Baseline characteristics and prior therapy in patients receiving futibatinib 20 mg once daily
| Characteristic | 20-mg cohort (N = 170) |
|---|---|
| Age, years | |
| Mean (SD) | 56.0 (13.1) |
| Sex, n (%) | |
| Female | 95 (55.9) |
| Male | 75 (44.1) |
| Race, n (%) | |
| White | 100 (58.8) |
| Asian | 21 (12.4) |
| Black or African American | 4 (2.4) |
| Native Hawaiian or other Pacific Islander | 1 (0.6) |
| Unknown | 44 (25.9) |
| ECOG PS, n (%) | |
| 0 | 51 (30.0) |
| 1 | 119 (70.0) |
| FGF/FGFR alteration,an (%) | |
| FGFR1 | |
| Fusions/rearrangement | 5 (2.9) |
| Mutation | 10 (5.9) |
| Amplification | 2 (1.2) |
| FGFR2 | |
| Fusions/rearrangement | 48 (28.2) |
| Mutation | 23 (13.5) |
| Amplification | 21 (12.4) |
| FGFR3 | |
| Fusions/rearrangement | 32 (18.8) |
| Mutation | 15 (8.8) |
| Amplification | 3 (1.8) |
| FGFR4 mutation | 3 (1.8) |
| FGF1/3/4/19 amplification | 23 (13.5) |
| Cancer type, n (%) | |
| Cholangiocarcinoma | 64 (37.6) |
| Intrahepatic | 61 (35.9) |
| Extrahepatic | 3 (1.8) |
| Primary CNS | 36 (21.2) |
| Urothelial | 19 (11.2) |
| Breast | 11 (6.5) |
| Gastric | 9 (5.3) |
| Other solid tumorsb | 31 (18.2) |
| Type of prior therapy, n (%) | |
| Chemotherapy | 161 (94.7) |
| Targeted therapy | 58 (34.1) |
| FGFR inhibitor | 33 (19.4) |
| Immunotherapy | 31 (18.2) |
| Hormonal therapy | 7 (4.1) |
| Other | 16 (9.4) |
| Number of prior regimens, n (%) | |
| 1 | 35 (20.6) |
| 2 | 43 (25.3) |
| 3 | 39 (22.9) |
| 4 | 18 (10.6) |
| ≥5 | 28 (16.5) |
Abbreviations: ECOG PS, Eastern Cooperative Oncology Group performance status; FGF, fibroblast growth factor.
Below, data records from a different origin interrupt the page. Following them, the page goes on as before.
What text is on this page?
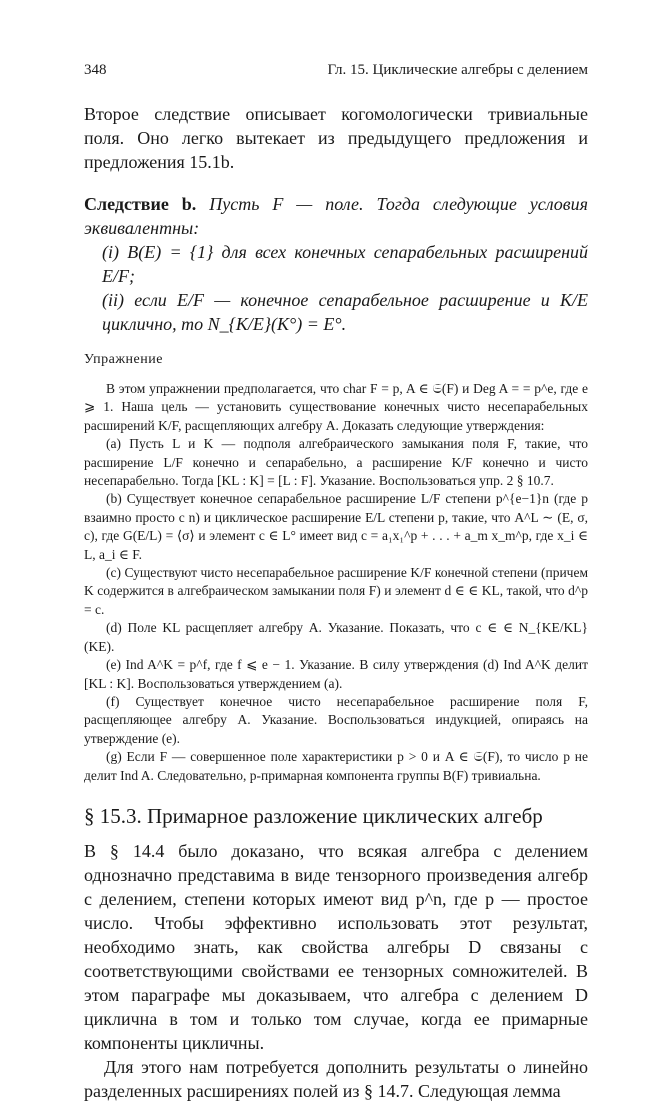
348	Гл. 15. Циклические алгебры с делением

Второе следствие описывает когомологически тривиальные поля. Оно легко вытекает из предыдущего предложения и предложения 15.1b.

Следствие b. Пусть F — поле. Тогда следующие условия эквивалентны:

(i) B(E) = {1} для всех конечных сепарабельных расширений E/F;

(ii) если E/F — конечное сепарабельное расширение и K/E циклично, то N_{K/E}(K°) = E°.

Упражнение

В этом упражнении предполагается, что char F = p, A ∈ 𝔖(F) и Deg A = = p^e, где e ⩾ 1. Наша цель — установить существование конечных чисто несепарабельных расширений K/F, расщепляющих алгебру A. Доказать следующие утверждения:

(а) Пусть L и K — подполя алгебраического замыкания поля F, такие, что расширение L/F конечно и сепарабельно, а расширение K/F конечно и чисто несепарабельно. Тогда [KL : K] = [L : F]. Указание. Воспользоваться упр. 2 § 10.7.

(b) Существует конечное сепарабельное расширение L/F степени p^{e−1}n (где p взаимно просто с n) и циклическое расширение E/L степени p, такие, что A^L ∼ (E, σ, c), где G(E/L) = ⟨σ⟩ и элемент c ∈ L° имеет вид c = a₁x₁^p + . . . + a_m x_m^p, где x_i ∈ L, a_i ∈ F.

(c) Существуют чисто несепарабельное расширение K/F конечной степени (причем K содержится в алгебраическом замыкании поля F) и элемент d ∈ ∈ KL, такой, что d^p = c.

(d) Поле KL расщепляет алгебру A. Указание. Показать, что c ∈ ∈ N_{KE/KL}(KE).

(e) Ind A^K = p^f, где f ⩽ e − 1. Указание. В силу утверждения (d) Ind A^K делит [KL : K]. Воспользоваться утверждением (a).

(f) Существует конечное чисто несепарабельное расширение поля F, расщепляющее алгебру A. Указание. Воспользоваться индукцией, опираясь на утверждение (e).

(g) Если F — совершенное поле характеристики p > 0 и A ∈ 𝔖(F), то число p не делит Ind A. Следовательно, p-примарная компонента группы B(F) тривиальна.

§ 15.3. Примарное разложение циклических алгебр

В § 14.4 было доказано, что всякая алгебра с делением однозначно представима в виде тензорного произведения алгебр с делением, степени которых имеют вид p^n, где p — простое число. Чтобы эффективно использовать этот результат, необходимо знать, как свойства алгебры D связаны с соответствующими свойствами ее тензорных сомножителей. В этом параграфе мы доказываем, что алгебра с делением D циклична в том и только том случае, когда ее примарные компоненты цикличны.

Для этого нам потребуется дополнить результаты о линейно разделенных расширениях полей из § 14.7. Следующая лемма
aFourteen patients had more than one type of FGF/FGFR aberration.
bSarcoma (n = 6); colorectal cancer (n = 5); endometrial, esophageal, and gallbladder cancer (n = 3 each); head and neck cancer (n = 2); adrenal cortical cancer, lung cancer, mesothelioma, ovarian cancer, pancreatic cancer, and thyroid cancer (n = 1 each); and primary unknown (n = 3).